Less common vertigo causes include head or neck injury, brain conditions like stroke or tumor, migraine headaches, as well as some medications that lead to ear damage.
Symptoms of vertigo
Vertigo can be described as one symptom, rather than a condition that exhibits signs and symptoms.
People suffering with vertigo normally feel as they’re spinning, tilting, swaying, pulled to a single direction, and unbalanced.
Vertigo may be accompanied by other symptoms, including vomiting, feeling nauseated, headache, sweating, jerking or abnormal eye movements (nystagmus), hearing loss or tinnitus.
Symptoms can occur and disappear and can last a few hours or even a few minutes.

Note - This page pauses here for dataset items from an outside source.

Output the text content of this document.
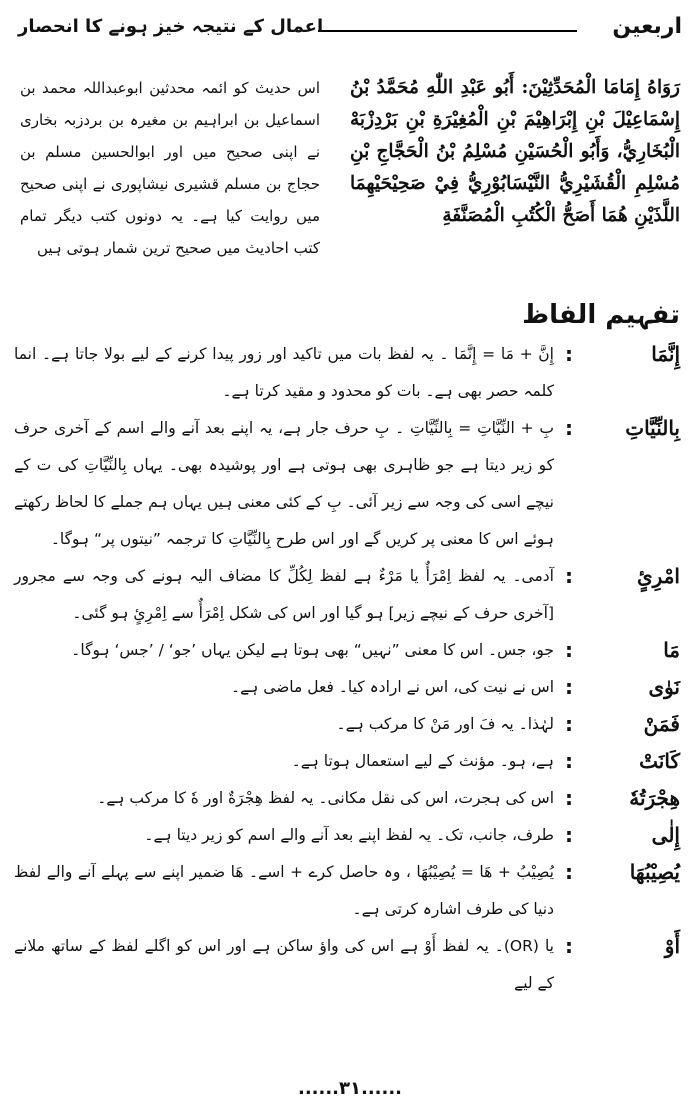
اربعین
اعمال کے نتیجہ خیز ہونے کا انحصار
رَوَاهُ إِمَامَا الْمُحَدِّثِيْنَ: أَبُو عَبْدِ اللّٰهِ مُحَمَّدُ بْنُ إِسْمَاعِيْلَ بْنِ إِبْرَاهِيْمَ بْنِ الْمُغِيْرَةِ بْنِ بَرْدِزْبَهْ الْبُخَارِيُّ، وَأَبُو الْحُسَيْنِ مُسْلِمُ بْنُ الْحَجَّاجِ بْنِ مُسْلِمِ الْقُشَيْرِيُّ النَّيْسَابُوْرِيُّ فِيْ صَحِيْحَيْهِمَا اللَّذَيْنِ هُمَا أَصَحُّ الْكُتُبِ الْمُصَنَّفَةِ
اس حدیث کو ائمہ محدثین ابوعبداللہ محمد بن اسماعیل بن ابراہیم بن مغیرہ بن بردزبہ بخاری نے اپنی صحیح میں اور ابوالحسین مسلم بن حجاج بن مسلم قشیری نیشاپوری نے اپنی صحیح میں روایت کیا ہے۔ یہ دونوں کتب دیگر تمام کتب احادیث میں صحیح ترین شمار ہوتی ہیں
تفہیم الفاظ
إِنَّمَا
:
إِنَّ + مَا = إِنَّمَا ۔ یہ لفظ بات میں تاکید اور زور پیدا کرنے کے لیے بولا جاتا ہے۔ انما کلمہ حصر بھی ہے۔ بات کو محدود و مقید کرتا ہے۔
بِالنِّيَّاتِ
:
بِ + النِّيَّاتِ = بِالنِّيَّاتِ ۔ بِ حرف جار ہے، یہ اپنے بعد آنے والے اسم کے آخری حرف کو زیر دیتا ہے جو ظاہری بھی ہوتی ہے اور پوشیدہ بھی۔ یہاں بِالنِّيَّاتِ کی ت کے نیچے اسی کی وجہ سے زیر آئی۔ بِ کے کئی معنی ہیں یہاں ہم جملے کا لحاظ رکھتے ہوئے اس کا معنی پر کریں گے اور اس طرح بِالنِّيَّاتِ کا ترجمہ ”نیتوں پر“ ہوگا۔
امْرِئٍ
:
آدمی۔ یہ لفظ اِمْرَأٌ یا مَرْءٌ ہے لفظ لِكُلِّ کا مضاف الیہ ہونے کی وجہ سے مجرور [آخری حرف کے نیچے زیر] ہو گیا اور اس کی شکل اِمْرَأٌ سے اِمْرِئٍ ہو گئی۔
مَا
:
جو، جس۔ اس کا معنی ”نہیں“ بھی ہوتا ہے لیکن یہاں ’جو‘ / ’جس‘ ہوگا۔
نَوٰى
:
اس نے نیت کی، اس نے ارادہ کیا۔ فعل ماضی ہے۔
فَمَنْ
:
لہٰذا۔ یہ فَ اور مَنْ کا مرکب ہے۔
كَانَتْ
:
ہے، ہو۔ مؤنث کے لیے استعمال ہوتا ہے۔
هِجْرَتُهٗ
:
اس کی ہجرت، اس کی نقل مکانی۔ یہ لفظ هِجْرَةٌ اور هٗ کا مرکب ہے۔
إِلٰى
:
طرف، جانب، تک۔ یہ لفظ اپنے بعد آنے والے اسم کو زیر دیتا ہے۔
يُصِيْبُهَا
:
يُصِيْبُ + هَا = يُصِيْبُهَا ، وہ حاصل کرے + اسے۔ هَا ضمیر اپنے سے پہلے آنے والے لفظ دنیا کی طرف اشارہ کرتی ہے۔
أَوْ
:
یا (OR)۔ یہ لفظ أَوْ ہے اس کی واؤ ساکن ہے اور اس کو اگلے لفظ کے ساتھ ملانے کے لیے
......۳۱......
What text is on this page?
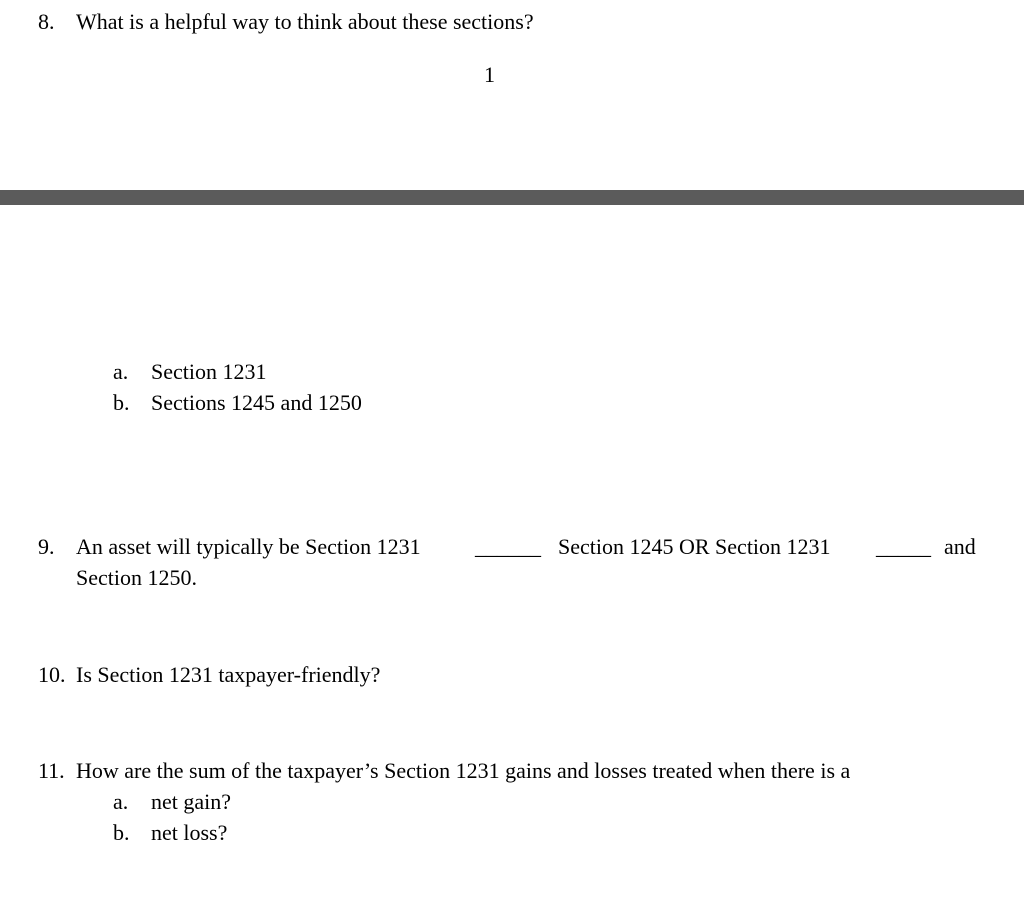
8. What is a helpful way to think about these sections?
1
a. Section 1231
b. Sections 1245 and 1250
9. An asset will typically be Section 1231 ______ Section 1245 OR Section 1231 _____ and
Section 1250.
10. Is Section 1231 taxpayer-friendly?
11. How are the sum of the taxpayer’s Section 1231 gains and losses treated when there is a
a. net gain?
b. net loss?
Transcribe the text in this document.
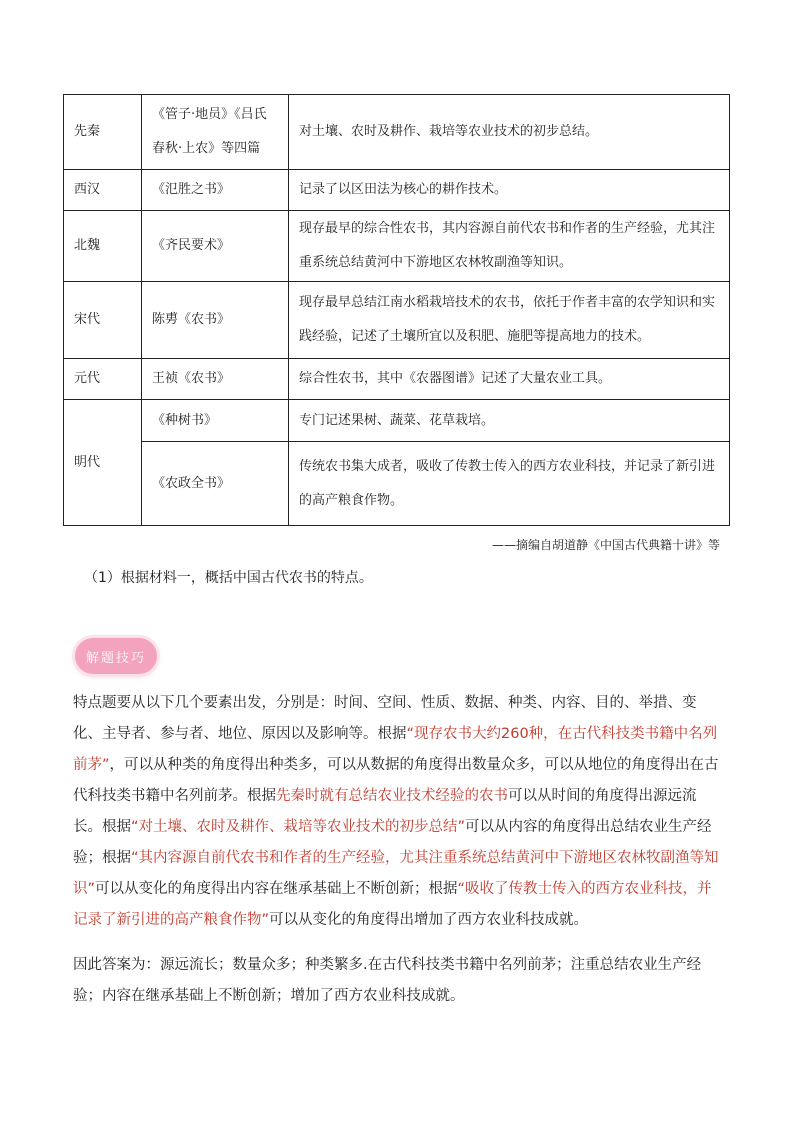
先秦	《管子·地员》《吕氏春秋·上农》等四篇	对土壤、农时及耕作、栽培等农业技术的初步总结。
西汉	《氾胜之书》	记录了以区田法为核心的耕作技术。
北魏	《齐民要术》	现存最早的综合性农书，其内容源自前代农书和作者的生产经验，尤其注重系统总结黄河中下游地区农林牧副渔等知识。
宋代	陈旉《农书》	现存最早总结江南水稻栽培技术的农书，依托于作者丰富的农学知识和实践经验，记述了土壤所宜以及积肥、施肥等提高地力的技术。
元代	王祯《农书》	综合性农书，其中《农器图谱》记述了大量农业工具。
明代	《种树书》	专门记述果树、蔬菜、花草栽培。
	《农政全书》	传统农书集大成者，吸收了传教士传入的西方农业科技，并记录了新引进的高产粮食作物。
——摘编自胡道静《中国古代典籍十讲》等
（1）根据材料一，概括中国古代农书的特点。
解题技巧

特点题要从以下几个要素出发，分别是：时间、空间、性质、数据、种类、内容、目的、举措、变化、主导者、参与者、地位、原因以及影响等。根据“现存农书大约260种，在古代科技类书籍中名列前茅”，可以从种类的角度得出种类多，可以从数据的角度得出数量众多，可以从地位的角度得出在古代科技类书籍中名列前茅。根据先秦时就有总结农业技术经验的农书可以从时间的角度得出源远流长。根据“对土壤、农时及耕作、栽培等农业技术的初步总结”可以从内容的角度得出总结农业生产经验；根据“其内容源自前代农书和作者的生产经验，尤其注重系统总结黄河中下游地区农林牧副渔等知识”可以从变化的角度得出内容在继承基础上不断创新；根据“吸收了传教士传入的西方农业科技，并记录了新引进的高产粮食作物”可以从变化的角度得出增加了西方农业科技成就。

因此答案为：源远流长；数量众多；种类繁多.在古代科技类书籍中名列前茅；注重总结农业生产经验；内容在继承基础上不断创新；增加了西方农业科技成就。
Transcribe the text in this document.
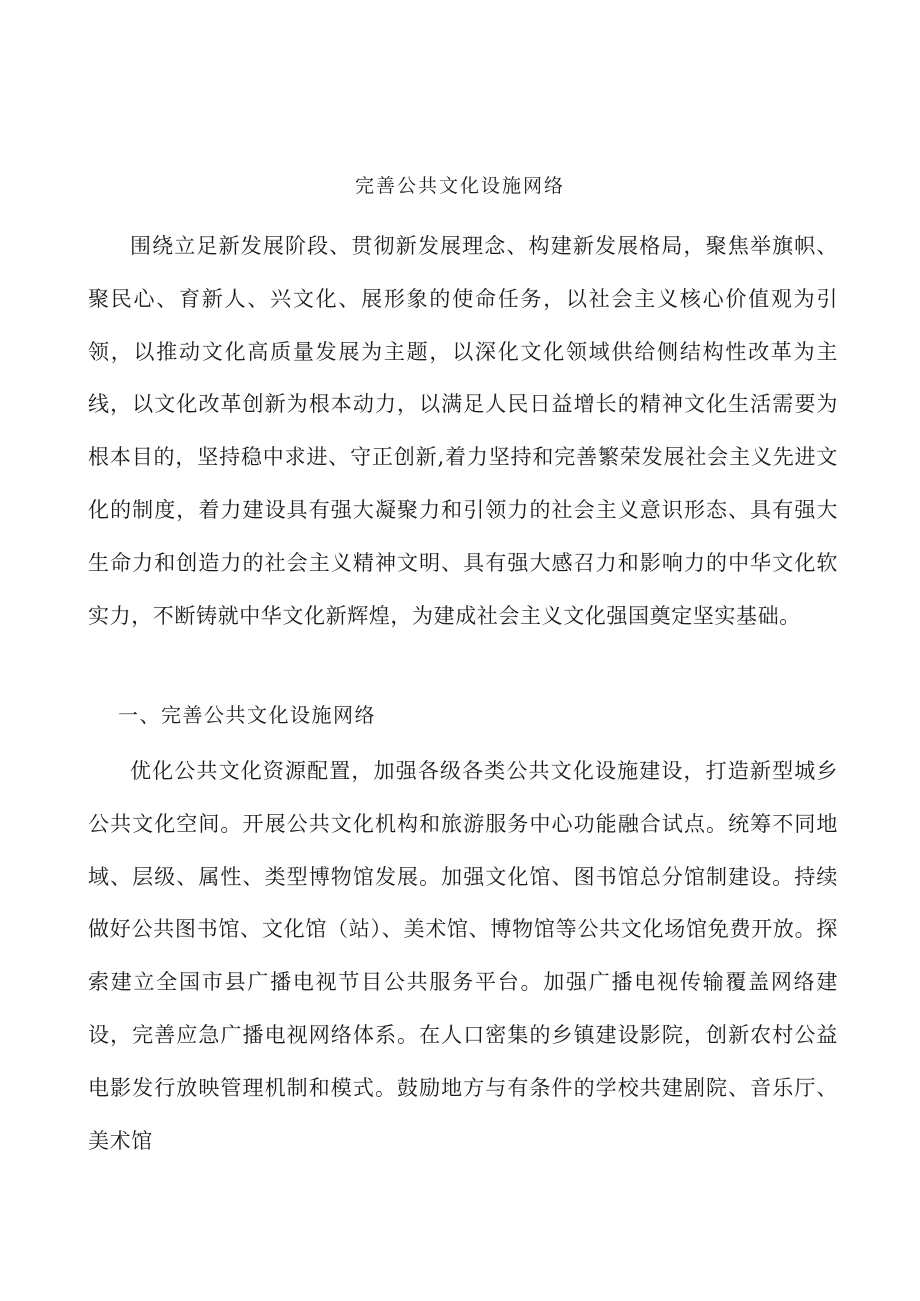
完善公共文化设施网络

围绕立足新发展阶段、贯彻新发展理念、构建新发展格局，聚焦举旗帜、聚民心、育新人、兴文化、展形象的使命任务，以社会主义核心价值观为引领，以推动文化高质量发展为主题，以深化文化领域供给侧结构性改革为主线，以文化改革创新为根本动力，以满足人民日益增长的精神文化生活需要为根本目的，坚持稳中求进、守正创新,着力坚持和完善繁荣发展社会主义先进文化的制度，着力建设具有强大凝聚力和引领力的社会主义意识形态、具有强大生命力和创造力的社会主义精神文明、具有强大感召力和影响力的中华文化软实力，不断铸就中华文化新辉煌，为建成社会主义文化强国奠定坚实基础。

一、完善公共文化设施网络

优化公共文化资源配置，加强各级各类公共文化设施建设，打造新型城乡公共文化空间。开展公共文化机构和旅游服务中心功能融合试点。统筹不同地域、层级、属性、类型博物馆发展。加强文化馆、图书馆总分馆制建设。持续做好公共图书馆、文化馆（站）、美术馆、博物馆等公共文化场馆免费开放。探索建立全国市县广播电视节目公共服务平台。加强广播电视传输覆盖网络建设，完善应急广播电视网络体系。在人口密集的乡镇建设影院，创新农村公益电影发行放映管理机制和模式。鼓励地方与有条件的学校共建剧院、音乐厅、美术馆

Treatment options for vertigo
The cause of vertigo is what determines the treatment option. Vertigo often goes away without treatment. So, what may be the reason? This is because your brain has the ability to adapt, partly to inner ear changes at least, using other means to keep balance.
For some people, treatment is required and can include:
This form of physical therapy is meant make your vestibular system stronger. The vestibular system’s function is to transmit signals to your brain about body and head movements in relation to gravity.
Sometimes medication can be given to ease symptoms like motion sickness or nausea related to vertigo. For vertigo that results from infection or inflammation, some antibiotics and steroids can be prescribed to minimize swelling as well as treat infection. For those with Meniere’s disease, they may be prescribed water pills or diuretics to relieve the pressure resulting from fluid buildup.
A few cases of vertigo may require surgery. If the vertigo is due to something serious like neck or brain injury, or tumor, treating those problems can help relieve the vertigo.